Why Financial Institutions Are Breaking Down Internal Silos to Fight AI-Powered Fraud
Financial institutions are under siege from a new class of AI-powered fraud that traditional defenses cannot stop alone. The threat has evolved from isolated incidents to systemic exposures, with AI-enabled frauds projected to reach $40 billion by 2027 in the United States alone. The problem is not just the sophistication of the attacks, but that most organizations are structured to fight them in silos, missing the connections that reveal the true scope of the threat.
What Types of AI-Powered Fraud Are Targeting Banks Right Now?
Fraudsters are using artificial intelligence to execute attacks that were previously impossible at scale. These include synthetic identities designed to bypass know-your-customer (KYC) controls, deepfake videos used to impersonate executives, and AI-generated content that makes romance scams and phishing attempts far more convincing. Government analysis has already documented cases where criminals successfully opened bank accounts using AI-generated passport photos and falsified documents.
The sophistication is striking. In one well-known case, Arup Engineering lost $25 million in 2024 when a fraudster impersonated the company's chief financial officer using deepfake video technology. The attacker even included AI-generated versions of the target's colleagues in a video conference call to add credibility. North Korean individuals have also successfully infiltrated American companies as remote IT workers by using AI-generated face-swapping technology combined with false identity documents, generating an estimated $800 million annually for the regime.
Industry estimates suggest that almost 43% of detected fraud attempts on financial institutions now use AI, and of those, 29% are successful. Synthetic identities alone are estimated to have been used to open as many as 3% of US bank accounts, representing millions of fraudulent accounts used for money laundering and other crimes.
How Can Organizations Detect AI Fraud Before It Spreads?
The key insight from security experts is that AI-enabled fraud rarely appears as a single incident. Instead, it manifests across multiple departments in ways that each team interprets independently. A credit team might see a defaulted loan and write it off as a legitimate customer loss. An HR department might hire what appears to be a qualified remote worker. A compliance team might flag a suspicious account opening. None of these events, viewed in isolation, reveals the larger attack.
Breaking down these silos requires financial institutions to implement unified responses that bring together departments that traditionally do not work closely together. The solution involves connecting knowledge and coordinating action across multiple functions:
- Fraud and Financial Crime Teams: These units must share findings with credit risk, cybersecurity, and human resources to identify patterns that span multiple account types and employee hiring processes.
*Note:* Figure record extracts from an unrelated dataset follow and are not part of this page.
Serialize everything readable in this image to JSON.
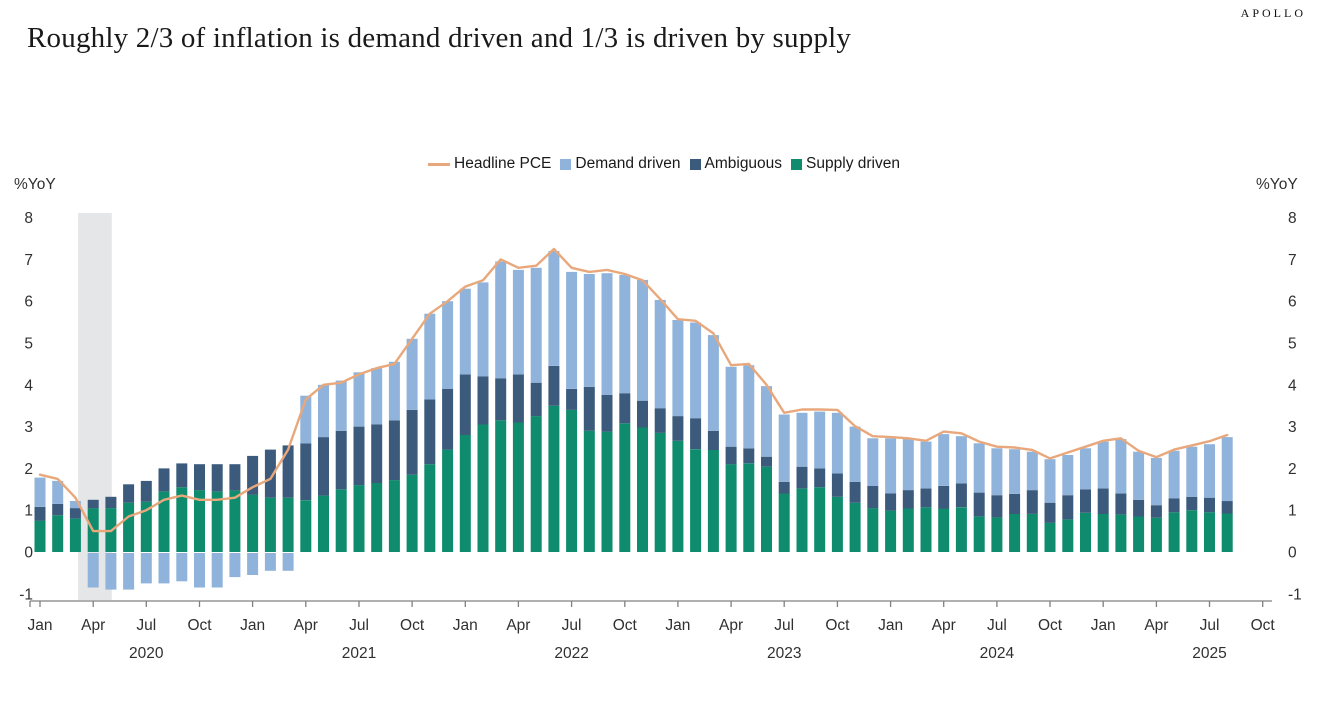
{
  "header": {
    "logo": "APOLLO",
    "title": "Roughly 2/3 of inflation is demand driven and 1/3 is driven by supply"
  },
  "axes": {
    "left_label": "%YoY",
    "right_label": "%YoY"
  },
  "legend": [
    {
      "label": "Headline PCE",
      "type": "line",
      "color": "#E8A87C"
    },
    {
      "label": "Demand driven",
      "type": "square",
      "color": "#8FB3DA"
    },
    {
      "label": "Ambiguous",
      "type": "square",
      "color": "#3C5A7C"
    },
    {
      "label": "Supply driven",
      "type": "square",
      "color": "#0E8C6D"
    }
  ],
  "chart_data": {
    "type": "bar",
    "stacked": true,
    "title": "Roughly 2/3 of inflation is demand driven and 1/3 is driven by supply",
    "xlabel": "",
    "ylabel": "%YoY",
    "ylim": [
      -1,
      8
    ],
    "yticks": [
      8,
      7,
      6,
      5,
      4,
      3,
      2,
      1,
      0,
      -1
    ],
    "grid": false,
    "legend_position": "top-center",
    "categories": [
      "Jan 2020",
      "Feb 2020",
      "Mar 2020",
      "Apr 2020",
      "May 2020",
      "Jun 2020",
      "Jul 2020",
      "Aug 2020",
      "Sep 2020",
      "Oct 2020",
      "Nov 2020",
      "Dec 2020",
      "Jan 2021",
      "Feb 2021",
      "Mar 2021",
      "Apr 2021",
      "May 2021",
      "Jun 2021",
      "Jul 2021",
      "Aug 2021",
      "Sep 2021",
      "Oct 2021",
      "Nov 2021",
      "Dec 2021",
      "Jan 2022",
      "Feb 2022",
      "Mar 2022",
      "Apr 2022",
      "May 2022",
      "Jun 2022",
      "Jul 2022",
      "Aug 2022",
      "Sep 2022",
      "Oct 2022",
      "Nov 2022",
      "Dec 2022",
      "Jan 2023",
      "Feb 2023",
      "Mar 2023",
      "Apr 2023",
      "May 2023",
      "Jun 2023",
      "Jul 2023",
      "Aug 2023",
      "Sep 2023",
      "Oct 2023",
      "Nov 2023",
      "Dec 2023",
      "Jan 2024",
      "Feb 2024",
      "Mar 2024",
      "Apr 2024",
      "May 2024",
      "Jun 2024",
      "Jul 2024",
      "Aug 2024",
      "Sep 2024",
      "Oct 2024",
      "Nov 2024",
      "Dec 2024",
      "Jan 2025",
      "Feb 2025",
      "Mar 2025",
      "Apr 2025",
      "May 2025",
      "Jun 2025",
      "Jul 2025",
      "Aug 2025"
    ],
    "series": [
      {
        "name": "Demand driven",
        "color": "#8FB3DA",
        "values": [
          0.7,
          0.55,
          0.17,
          -0.85,
          -0.9,
          -0.9,
          -0.75,
          -0.75,
          -0.7,
          -0.85,
          -0.85,
          -0.6,
          -0.55,
          -0.45,
          -0.45,
          1.14,
          1.25,
          1.2,
          1.3,
          1.35,
          1.4,
          1.7,
          2.05,
          2.1,
          2.05,
          2.25,
          2.8,
          2.5,
          2.75,
          2.75,
          2.8,
          2.7,
          2.91,
          2.83,
          2.89,
          2.59,
          2.3,
          2.29,
          2.29,
          1.91,
          1.99,
          1.69,
          1.61,
          1.29,
          1.36,
          1.45,
          1.32,
          1.14,
          1.32,
          1.22,
          1.12,
          1.24,
          1.13,
          1.18,
          1.12,
          1.07,
          0.92,
          1.04,
          0.96,
          0.98,
          1.12,
          1.3,
          1.15,
          1.13,
          1.14,
          1.2,
          1.28,
          1.53
        ]
      },
      {
        "name": "Ambiguous",
        "color": "#3C5A7C",
        "values": [
          0.33,
          0.27,
          0.25,
          0.2,
          0.27,
          0.44,
          0.5,
          0.55,
          0.57,
          0.62,
          0.65,
          0.63,
          0.93,
          1.15,
          1.25,
          1.36,
          1.4,
          1.4,
          1.4,
          1.4,
          1.43,
          1.55,
          1.55,
          1.45,
          1.45,
          1.15,
          1.0,
          1.15,
          0.8,
          0.95,
          0.5,
          1.05,
          0.88,
          0.72,
          0.64,
          0.59,
          0.59,
          0.74,
          0.46,
          0.42,
          0.36,
          0.24,
          0.28,
          0.52,
          0.45,
          0.56,
          0.5,
          0.53,
          0.41,
          0.44,
          0.45,
          0.54,
          0.57,
          0.57,
          0.53,
          0.48,
          0.57,
          0.48,
          0.58,
          0.56,
          0.61,
          0.5,
          0.4,
          0.3,
          0.33,
          0.32,
          0.35,
          0.3
        ]
      },
      {
        "name": "Supply driven",
        "color": "#0E8C6D",
        "values": [
          0.75,
          0.88,
          0.8,
          1.05,
          1.05,
          1.18,
          1.2,
          1.45,
          1.55,
          1.48,
          1.45,
          1.47,
          1.37,
          1.3,
          1.3,
          1.24,
          1.35,
          1.5,
          1.6,
          1.65,
          1.72,
          1.85,
          2.1,
          2.45,
          2.8,
          3.05,
          3.15,
          3.1,
          3.25,
          3.5,
          3.4,
          2.9,
          2.88,
          3.08,
          2.98,
          2.85,
          2.66,
          2.46,
          2.44,
          2.1,
          2.12,
          2.04,
          1.4,
          1.52,
          1.55,
          1.32,
          1.18,
          1.05,
          0.99,
          1.04,
          1.07,
          1.04,
          1.07,
          0.85,
          0.83,
          0.91,
          0.91,
          0.7,
          0.78,
          0.94,
          0.91,
          0.9,
          0.85,
          0.82,
          0.95,
          1.0,
          0.95,
          0.92
        ]
      }
    ],
    "line_series": {
      "name": "Headline PCE",
      "color": "#E8A87C",
      "values": [
        1.85,
        1.75,
        1.3,
        0.5,
        0.5,
        0.85,
        1.0,
        1.25,
        1.35,
        1.25,
        1.25,
        1.3,
        1.55,
        1.75,
        2.45,
        3.65,
        4.0,
        4.05,
        4.25,
        4.4,
        4.5,
        5.1,
        5.7,
        6.0,
        6.35,
        6.5,
        7.0,
        6.8,
        6.85,
        7.25,
        6.8,
        6.7,
        6.75,
        6.65,
        6.5,
        6.05,
        5.57,
        5.53,
        5.23,
        4.47,
        4.5,
        4.0,
        3.33,
        3.41,
        3.41,
        3.4,
        3.01,
        2.77,
        2.75,
        2.72,
        2.66,
        2.88,
        2.84,
        2.64,
        2.52,
        2.5,
        2.44,
        2.24,
        2.38,
        2.52,
        2.66,
        2.72,
        2.42,
        2.27,
        2.45,
        2.55,
        2.65,
        2.8
      ]
    },
    "xticks": [
      {
        "index": 0,
        "label": "Jan"
      },
      {
        "index": 3,
        "label": "Apr"
      },
      {
        "index": 6,
        "label": "Jul"
      },
      {
        "index": 9,
        "label": "Oct"
      },
      {
        "index": 12,
        "label": "Jan"
      },
      {
        "index": 15,
        "label": "Apr"
      },
      {
        "index": 18,
        "label": "Jul"
      },
      {
        "index": 21,
        "label": "Oct"
      },
      {
        "index": 24,
        "label": "Jan"
      },
      {
        "index": 27,
        "label": "Apr"
      },
      {
        "index": 30,
        "label": "Jul"
      },
      {
        "index": 33,
        "label": "Oct"
      },
      {
        "index": 36,
        "label": "Jan"
      },
      {
        "index": 39,
        "label": "Apr"
      },
      {
        "index": 42,
        "label": "Jul"
      },
      {
        "index": 45,
        "label": "Oct"
      },
      {
        "index": 48,
        "label": "Jan"
      },
      {
        "index": 51,
        "label": "Apr"
      },
      {
        "index": 54,
        "label": "Jul"
      },
      {
        "index": 57,
        "label": "Oct"
      },
      {
        "index": 60,
        "label": "Jan"
      },
      {
        "index": 63,
        "label": "Apr"
      },
      {
        "index": 66,
        "label": "Jul"
      },
      {
        "index": 69,
        "label": "Oct"
      }
    ],
    "year_labels": [
      {
        "index": 6,
        "label": "2020"
      },
      {
        "index": 18,
        "label": "2021"
      },
      {
        "index": 30,
        "label": "2022"
      },
      {
        "index": 42,
        "label": "2023"
      },
      {
        "index": 54,
        "label": "2024"
      },
      {
        "index": 66,
        "label": "2025"
      }
    ],
    "recession_band": {
      "start_month": "Mar 2020",
      "end_month": "Apr 2020",
      "start_index": 2,
      "end_index": 3,
      "color": "#E4E6E7"
    }
  }
}
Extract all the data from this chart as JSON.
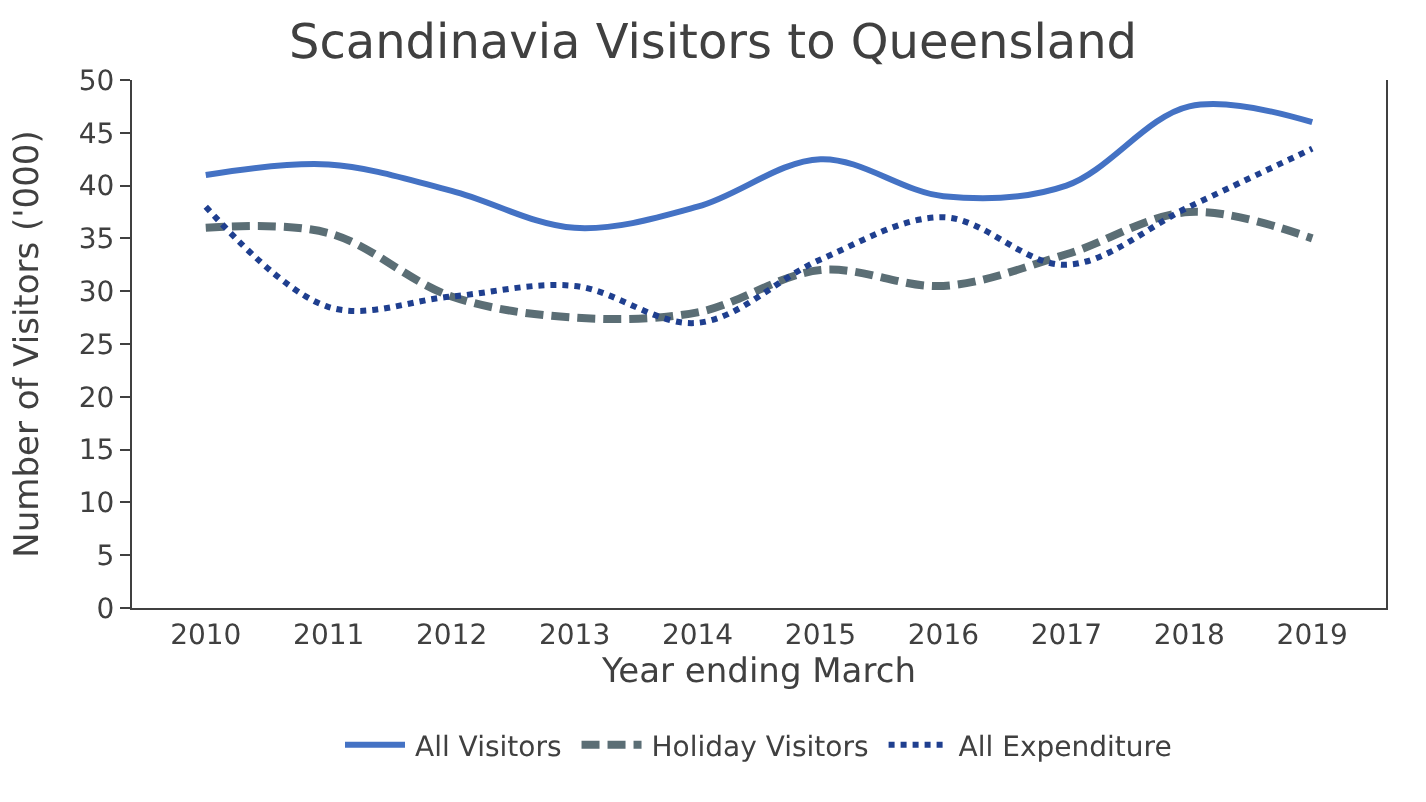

- Know-Your-Customer and Customer Due Diligence Teams: KYC/CDD professionals can identify when accounts share suspicious customer data points or transactional patterns that suggest a network of synthetic identities rather than isolated defaults.
- Cybersecurity and Human Resources: Cybersecurity teams can train HR staff to recognize deepfake indicators during video interviews, while HR can alert security teams when hired employees later show signs of being state-sponsored actors.
- Credit Risk and Compliance: These teams must coordinate to distinguish between legitimate credit losses and accounts opened with synthetic identities as part of money-laundering schemes.
Financial institutions already possess the tools to respond effectively. They hold extensive datasets of KYC records, transactional history, and behavioral information that, when analyzed together, can reveal fraud networks. The barrier is not technology but organizational structure.
What Steps Should Organizations Take to Strengthen Their Defense?
Experts recommend a multi-layered approach that goes beyond traditional fraud detection. Organizations should prioritize employee training using real-life case studies and near-miss scenarios drawn from across the institution and industry. Staff in senior positions or departments with financial authority are the most vulnerable to deepfake fraud and CEO impersonation attacks, making targeted training essential.
Financial institutions should also take proactive measures to inform and protect their customers. By leveraging their access to customer data and behavioral patterns, banks can identify indicators of fraud targeting their account holders and alert them before significant losses occur. This approach enhances customer relationships while meeting regulatory requirements.
The broader implication is clear: AI has accelerated fraud and crime, but it has also created new opportunities for detection. By connecting the knowledge distributed across cybersecurity, human resources, credit risk, financial crime compliance, and KYC teams, institutions can position themselves to protect both their operations and their customers from increasingly sophisticated attacks.
The window for action is narrow. As AI tools become more accessible to criminal networks and state-sponsored actors, the speed and scale of attacks will only increase. Organizations that break down their internal silos now will be far better positioned to detect and respond to threats that span multiple departments and business functions.